There is an essential difference between humans and the other beings with whom we share the planet: humans have evolved the need and capacity to seek to understand more complex and complete meanings than other creatures. If seeking meaning in life — meaning that is vitally, emotionally, mentally, and spiritually satisfying — is inherent in our nature, then perhaps the insights of Dr. Whitmont and his homeopathic colleagues can provide a practical basis to develop a more fulfilling life. Testing of those insights might also prepare us to understand the assertions of the sages of all times that humans are composite creatures whose root is divine nature.

We say so much and consciously experience so little of the spiritual aspect of ourselves. Absorb and contemplate great works of the spirit: The Bhagavad Gita, Tao Teh King, The Voice of the Silence, Bible, Vedas, Upanishads, beautiful works of art and music (even the perception of a flower, cloud, or sunset holds beauty and meaning for the human soul). The tradition chosen is not as important as the choosing of one to root ourselves in. Will we experience changes in our mind, desires, energy, and body? Those who have done it say we will — subtle but definite changes in how we perceive the life of the world and our individual experience as an essential part of that life.

Classical homeopaths do not claim to have a panacea or the answer to all questions about health and life. They offer a perspective not at odds with our need for rationality and yet see man as an inner directed, multifaceted being whose life takes place on many levels simultaneously. This perspective could help us extricate ourselves from thinking in strictly mechanical terms and the concomitant seeking for physical gratification that now rules so much of our lives.

Experience of spirit and beyond is sacred to those who realize it. We each have our own path to trace in the great mystery and miracle that is Life. But this is often seen as speculation or wishful thinking by modern, hard-nosed rationalists. Regardless of how we choose to model or name the various facets of our experience, is there some objective, rational approach to prove to ourselves the complexity of human being? Homeopathic physicians, whose main concern is the physical well-being of their patients, tell us that by applying the principles elucidated by Samuel Hahnemann the experience of cleansing ourselves of disease, from inside out, will convince us that we are much more than just a physical mechanism.

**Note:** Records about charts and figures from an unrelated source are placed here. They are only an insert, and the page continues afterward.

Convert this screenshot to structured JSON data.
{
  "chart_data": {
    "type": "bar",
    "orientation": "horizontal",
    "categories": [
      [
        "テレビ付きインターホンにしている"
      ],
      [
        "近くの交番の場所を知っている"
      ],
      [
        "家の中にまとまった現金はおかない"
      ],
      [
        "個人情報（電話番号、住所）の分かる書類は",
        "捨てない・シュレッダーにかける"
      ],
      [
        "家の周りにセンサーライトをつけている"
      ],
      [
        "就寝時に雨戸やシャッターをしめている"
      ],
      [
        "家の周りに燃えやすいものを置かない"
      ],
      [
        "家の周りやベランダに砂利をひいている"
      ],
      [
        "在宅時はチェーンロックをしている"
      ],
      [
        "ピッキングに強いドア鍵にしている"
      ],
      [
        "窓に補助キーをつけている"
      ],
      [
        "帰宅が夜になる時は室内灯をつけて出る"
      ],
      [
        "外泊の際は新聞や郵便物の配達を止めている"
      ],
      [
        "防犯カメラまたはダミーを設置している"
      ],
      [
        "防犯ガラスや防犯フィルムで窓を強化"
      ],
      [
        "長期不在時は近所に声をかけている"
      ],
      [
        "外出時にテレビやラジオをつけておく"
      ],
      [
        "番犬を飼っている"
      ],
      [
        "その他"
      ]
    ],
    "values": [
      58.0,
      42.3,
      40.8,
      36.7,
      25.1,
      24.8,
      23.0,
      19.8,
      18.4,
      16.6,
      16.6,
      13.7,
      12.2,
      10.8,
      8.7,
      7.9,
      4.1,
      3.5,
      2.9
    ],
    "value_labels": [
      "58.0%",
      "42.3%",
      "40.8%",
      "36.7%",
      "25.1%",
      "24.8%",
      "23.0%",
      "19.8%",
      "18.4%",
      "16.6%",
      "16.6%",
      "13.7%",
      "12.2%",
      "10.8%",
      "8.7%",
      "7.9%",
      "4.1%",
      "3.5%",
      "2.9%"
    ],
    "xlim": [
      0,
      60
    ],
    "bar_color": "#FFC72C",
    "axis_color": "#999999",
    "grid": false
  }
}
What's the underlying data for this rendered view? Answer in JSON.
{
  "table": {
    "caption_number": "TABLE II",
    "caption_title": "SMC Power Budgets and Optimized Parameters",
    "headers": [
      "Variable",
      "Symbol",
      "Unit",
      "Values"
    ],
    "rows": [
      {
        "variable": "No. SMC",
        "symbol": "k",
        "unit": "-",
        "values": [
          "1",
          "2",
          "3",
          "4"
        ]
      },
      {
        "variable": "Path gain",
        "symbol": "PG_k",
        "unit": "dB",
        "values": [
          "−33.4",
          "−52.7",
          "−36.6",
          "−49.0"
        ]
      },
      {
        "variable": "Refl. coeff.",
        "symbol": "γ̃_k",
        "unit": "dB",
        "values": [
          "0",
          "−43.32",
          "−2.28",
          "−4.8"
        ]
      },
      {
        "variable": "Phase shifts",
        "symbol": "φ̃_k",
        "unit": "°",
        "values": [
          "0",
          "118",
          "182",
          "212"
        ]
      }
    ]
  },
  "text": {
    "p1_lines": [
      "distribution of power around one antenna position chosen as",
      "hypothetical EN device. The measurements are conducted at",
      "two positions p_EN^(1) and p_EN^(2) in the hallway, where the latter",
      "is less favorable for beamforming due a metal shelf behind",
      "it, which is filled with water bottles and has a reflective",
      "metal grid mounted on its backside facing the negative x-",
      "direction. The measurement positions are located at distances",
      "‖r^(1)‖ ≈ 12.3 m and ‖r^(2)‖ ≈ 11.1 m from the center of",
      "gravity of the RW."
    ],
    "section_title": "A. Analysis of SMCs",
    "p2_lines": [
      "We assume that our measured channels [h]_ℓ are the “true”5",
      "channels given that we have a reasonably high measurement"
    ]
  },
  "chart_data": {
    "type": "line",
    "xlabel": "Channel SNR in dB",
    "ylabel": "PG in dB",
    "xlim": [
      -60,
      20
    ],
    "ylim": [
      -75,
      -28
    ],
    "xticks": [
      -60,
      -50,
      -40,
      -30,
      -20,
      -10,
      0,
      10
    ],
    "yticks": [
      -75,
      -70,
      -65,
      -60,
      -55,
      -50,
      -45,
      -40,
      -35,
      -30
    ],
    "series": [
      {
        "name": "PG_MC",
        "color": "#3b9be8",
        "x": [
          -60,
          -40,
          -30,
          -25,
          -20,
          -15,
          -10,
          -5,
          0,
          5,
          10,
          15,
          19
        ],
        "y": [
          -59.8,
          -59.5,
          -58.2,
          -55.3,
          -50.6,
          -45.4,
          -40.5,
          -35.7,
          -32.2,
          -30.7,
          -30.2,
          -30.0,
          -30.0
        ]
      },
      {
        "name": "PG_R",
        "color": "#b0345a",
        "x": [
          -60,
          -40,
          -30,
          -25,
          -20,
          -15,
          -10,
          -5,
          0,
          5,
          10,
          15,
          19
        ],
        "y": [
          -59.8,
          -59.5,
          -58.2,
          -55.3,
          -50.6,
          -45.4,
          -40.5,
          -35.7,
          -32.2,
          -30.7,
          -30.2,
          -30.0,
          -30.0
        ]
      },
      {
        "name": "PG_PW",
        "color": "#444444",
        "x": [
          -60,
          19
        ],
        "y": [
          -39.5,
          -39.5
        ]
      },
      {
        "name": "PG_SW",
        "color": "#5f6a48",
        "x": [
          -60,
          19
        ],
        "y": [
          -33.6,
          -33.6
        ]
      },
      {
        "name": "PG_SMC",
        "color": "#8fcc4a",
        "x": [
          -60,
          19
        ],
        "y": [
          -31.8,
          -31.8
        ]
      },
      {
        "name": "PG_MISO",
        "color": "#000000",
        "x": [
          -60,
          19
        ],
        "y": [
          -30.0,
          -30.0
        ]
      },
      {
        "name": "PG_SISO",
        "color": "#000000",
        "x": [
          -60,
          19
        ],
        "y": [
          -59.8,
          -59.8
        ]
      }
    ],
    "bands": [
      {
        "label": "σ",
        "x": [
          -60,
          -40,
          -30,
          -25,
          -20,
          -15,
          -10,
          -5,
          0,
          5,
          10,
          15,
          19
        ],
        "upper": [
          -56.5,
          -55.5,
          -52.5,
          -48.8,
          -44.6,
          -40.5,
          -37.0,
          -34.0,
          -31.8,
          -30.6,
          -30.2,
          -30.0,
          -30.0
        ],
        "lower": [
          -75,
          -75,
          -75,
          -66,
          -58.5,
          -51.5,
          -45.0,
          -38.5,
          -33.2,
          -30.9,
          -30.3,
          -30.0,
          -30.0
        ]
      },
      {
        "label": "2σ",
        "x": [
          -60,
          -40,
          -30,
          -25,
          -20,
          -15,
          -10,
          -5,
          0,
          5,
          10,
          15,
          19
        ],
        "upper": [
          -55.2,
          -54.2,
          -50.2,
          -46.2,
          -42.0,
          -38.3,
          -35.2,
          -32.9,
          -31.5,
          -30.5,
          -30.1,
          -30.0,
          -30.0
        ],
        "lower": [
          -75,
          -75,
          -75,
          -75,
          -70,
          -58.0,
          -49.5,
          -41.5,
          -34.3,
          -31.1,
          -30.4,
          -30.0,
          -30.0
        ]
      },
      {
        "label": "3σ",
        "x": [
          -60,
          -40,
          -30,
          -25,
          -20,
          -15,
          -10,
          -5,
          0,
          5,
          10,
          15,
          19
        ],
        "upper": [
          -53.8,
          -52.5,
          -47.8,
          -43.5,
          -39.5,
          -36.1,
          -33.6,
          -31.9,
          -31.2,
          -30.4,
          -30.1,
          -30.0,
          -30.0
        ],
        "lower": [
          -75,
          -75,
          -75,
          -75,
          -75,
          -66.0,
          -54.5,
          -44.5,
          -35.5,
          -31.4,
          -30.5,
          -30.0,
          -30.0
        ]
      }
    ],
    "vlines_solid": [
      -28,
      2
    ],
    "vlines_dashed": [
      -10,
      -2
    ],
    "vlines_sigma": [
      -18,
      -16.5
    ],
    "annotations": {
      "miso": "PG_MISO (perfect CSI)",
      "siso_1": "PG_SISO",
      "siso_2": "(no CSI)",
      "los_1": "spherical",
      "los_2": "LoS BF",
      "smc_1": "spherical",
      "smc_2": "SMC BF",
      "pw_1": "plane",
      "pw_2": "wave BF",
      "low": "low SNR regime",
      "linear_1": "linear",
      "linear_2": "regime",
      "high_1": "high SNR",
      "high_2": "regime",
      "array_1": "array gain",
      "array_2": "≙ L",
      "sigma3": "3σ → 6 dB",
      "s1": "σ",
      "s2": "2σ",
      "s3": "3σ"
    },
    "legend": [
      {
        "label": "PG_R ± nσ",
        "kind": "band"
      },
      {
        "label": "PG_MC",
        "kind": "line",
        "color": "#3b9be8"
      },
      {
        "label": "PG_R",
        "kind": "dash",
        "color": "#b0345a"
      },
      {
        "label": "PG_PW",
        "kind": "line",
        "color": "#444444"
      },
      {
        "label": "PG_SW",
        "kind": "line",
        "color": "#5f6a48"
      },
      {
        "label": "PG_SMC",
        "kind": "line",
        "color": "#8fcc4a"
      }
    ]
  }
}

Being human is too complex a process to be reduced to the mechanics of a strictly physical existence. However we choose to explore the heritage of our state it is imperative that we begin and persevere. The seemingly increased security of our physical well-being has been purchased at the price of cramping or denying other, more essentially and specifically human, aspects of ourselves. Our current experience shows that we ignore the complex interdependence of life at great peril to ourselves and our world. What do we wish to bequeath to those who will follow us? Is our current vision, void of spirit — which many are beginning to see as simplistic and sterile — sufficient, or do we wish our now and future world to be one which enjoys a vision of an infinite, interdependent life process with each aspect supported by and supporting all others? The choice is ours. As we make ourselves so will we make our world.